Not a fantastic reply from your DD's HoY.
Hope things get easier xxx

3littlefrogs Fri 29-Jul-16 05:24:48

I think this is common in this age group.
My dd went through it, but what saved her was moving to sixth form college after GCSEs.

Your dd is being bullied though, and the school should be addressing this. Ask for a copy of the school's antibullying policy and go through it line by line. Document events. If the HOY is not prepared to address this, write to HT. Then if no progress, cc the governers.

123therearenomoreusernames Fri 29-Jul-16 21:06:19

No advice but same here. Moving to new college for sixth form and hoping it will be the magic answer.


t875 Sat 30-Jul-16 16:49:35

So sorry to hear this. My word kids can be so mean. sad
Is there any other children that she knows in the class? How old is she? My dd has had this when she went into year 10 and was moved away from her friends. Luckily some of the girls like the same tv show as her so that's worked well for her.
Hope the situation gets better ASAP x

calamityjam Sat 30-Jul-16 17:02:35

I could have written this aout dsd 3 years ago. She was very socially awkward due to her mum making her stay of school a lot when she was very small. She missed so much (never attended nursery) that she didn't know how to be around other children. When she came to live with us we did everything we could to encourage friendships.
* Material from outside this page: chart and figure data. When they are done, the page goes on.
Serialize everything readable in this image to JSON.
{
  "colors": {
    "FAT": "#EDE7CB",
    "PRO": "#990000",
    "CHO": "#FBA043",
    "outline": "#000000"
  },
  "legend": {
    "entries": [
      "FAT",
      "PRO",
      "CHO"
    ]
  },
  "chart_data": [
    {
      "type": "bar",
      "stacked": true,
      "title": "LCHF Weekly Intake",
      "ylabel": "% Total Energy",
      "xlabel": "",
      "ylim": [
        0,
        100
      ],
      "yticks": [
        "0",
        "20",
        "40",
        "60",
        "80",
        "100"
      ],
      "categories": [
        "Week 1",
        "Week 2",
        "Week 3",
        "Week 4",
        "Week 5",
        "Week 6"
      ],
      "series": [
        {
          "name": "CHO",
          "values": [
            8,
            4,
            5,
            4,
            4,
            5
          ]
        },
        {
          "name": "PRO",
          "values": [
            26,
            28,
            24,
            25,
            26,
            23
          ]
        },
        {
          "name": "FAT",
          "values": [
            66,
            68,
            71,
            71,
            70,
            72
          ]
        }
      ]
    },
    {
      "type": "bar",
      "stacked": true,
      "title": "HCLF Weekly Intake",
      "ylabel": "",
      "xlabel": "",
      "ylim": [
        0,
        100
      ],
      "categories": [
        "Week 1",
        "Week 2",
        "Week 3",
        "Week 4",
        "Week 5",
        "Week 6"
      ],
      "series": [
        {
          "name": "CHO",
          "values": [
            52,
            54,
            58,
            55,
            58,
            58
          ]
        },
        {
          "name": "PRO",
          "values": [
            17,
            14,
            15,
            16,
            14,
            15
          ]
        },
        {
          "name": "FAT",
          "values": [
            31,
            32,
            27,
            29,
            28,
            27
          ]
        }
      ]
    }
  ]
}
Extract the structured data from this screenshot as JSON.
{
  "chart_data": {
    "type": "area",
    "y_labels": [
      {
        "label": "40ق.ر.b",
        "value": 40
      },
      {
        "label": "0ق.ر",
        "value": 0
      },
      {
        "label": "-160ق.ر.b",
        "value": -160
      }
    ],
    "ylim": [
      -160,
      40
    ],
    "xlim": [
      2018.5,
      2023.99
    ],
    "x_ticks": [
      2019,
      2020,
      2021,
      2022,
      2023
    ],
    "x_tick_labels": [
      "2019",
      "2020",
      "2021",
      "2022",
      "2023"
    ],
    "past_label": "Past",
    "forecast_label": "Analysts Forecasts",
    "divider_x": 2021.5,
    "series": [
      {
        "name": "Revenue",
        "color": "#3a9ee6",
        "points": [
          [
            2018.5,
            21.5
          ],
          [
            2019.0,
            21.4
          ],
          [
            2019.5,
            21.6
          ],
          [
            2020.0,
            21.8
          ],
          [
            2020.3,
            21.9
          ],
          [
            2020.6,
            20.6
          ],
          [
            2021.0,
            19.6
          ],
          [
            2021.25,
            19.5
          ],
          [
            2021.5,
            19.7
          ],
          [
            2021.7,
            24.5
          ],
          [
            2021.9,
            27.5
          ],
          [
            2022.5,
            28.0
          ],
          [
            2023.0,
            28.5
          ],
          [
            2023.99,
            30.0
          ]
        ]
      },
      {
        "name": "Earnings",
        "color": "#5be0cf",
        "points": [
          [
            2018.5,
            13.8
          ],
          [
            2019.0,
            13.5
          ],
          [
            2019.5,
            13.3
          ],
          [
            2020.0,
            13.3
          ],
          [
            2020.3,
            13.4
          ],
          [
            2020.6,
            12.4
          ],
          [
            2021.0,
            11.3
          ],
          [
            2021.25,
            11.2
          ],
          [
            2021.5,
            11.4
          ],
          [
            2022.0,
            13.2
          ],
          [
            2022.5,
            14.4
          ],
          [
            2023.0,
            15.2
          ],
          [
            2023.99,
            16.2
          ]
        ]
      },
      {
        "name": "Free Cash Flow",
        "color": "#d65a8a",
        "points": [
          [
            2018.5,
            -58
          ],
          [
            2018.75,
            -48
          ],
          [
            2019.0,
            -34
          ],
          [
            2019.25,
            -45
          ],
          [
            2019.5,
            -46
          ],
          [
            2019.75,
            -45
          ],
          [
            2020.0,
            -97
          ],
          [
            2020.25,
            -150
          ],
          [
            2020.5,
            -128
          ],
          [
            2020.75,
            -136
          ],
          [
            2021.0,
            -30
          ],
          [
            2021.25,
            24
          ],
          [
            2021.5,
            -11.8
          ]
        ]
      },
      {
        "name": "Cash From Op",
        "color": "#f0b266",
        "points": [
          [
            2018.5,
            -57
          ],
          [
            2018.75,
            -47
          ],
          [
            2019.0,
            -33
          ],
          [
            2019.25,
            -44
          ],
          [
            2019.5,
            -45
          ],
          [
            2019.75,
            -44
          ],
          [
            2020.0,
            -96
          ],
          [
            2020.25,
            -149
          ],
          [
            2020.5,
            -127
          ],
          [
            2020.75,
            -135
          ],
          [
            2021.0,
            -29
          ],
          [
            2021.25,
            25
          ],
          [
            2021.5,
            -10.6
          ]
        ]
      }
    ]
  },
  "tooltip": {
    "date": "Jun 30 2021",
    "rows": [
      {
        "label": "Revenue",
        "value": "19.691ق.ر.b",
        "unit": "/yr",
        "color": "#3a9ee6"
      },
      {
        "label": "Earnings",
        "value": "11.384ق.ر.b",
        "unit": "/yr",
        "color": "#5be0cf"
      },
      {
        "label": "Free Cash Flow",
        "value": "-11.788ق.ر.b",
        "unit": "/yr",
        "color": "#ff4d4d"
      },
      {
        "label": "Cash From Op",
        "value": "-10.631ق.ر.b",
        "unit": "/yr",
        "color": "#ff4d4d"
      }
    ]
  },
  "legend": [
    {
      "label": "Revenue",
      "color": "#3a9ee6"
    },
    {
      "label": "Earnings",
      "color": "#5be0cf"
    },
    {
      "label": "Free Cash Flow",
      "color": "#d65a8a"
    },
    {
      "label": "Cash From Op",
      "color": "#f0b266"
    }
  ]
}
Horseriding, football, youth groups, play dates. Nothing worked because emotionally she was 3 or so years behind her peers. Eventually she chose to do a gaming btec at college and met like minded boys and girls and really grew in confidence, even getting a part time job. She is almost 19 now and has moved back to live with her mum, she actually met a boy online and is dating him, she just blossomed later than others.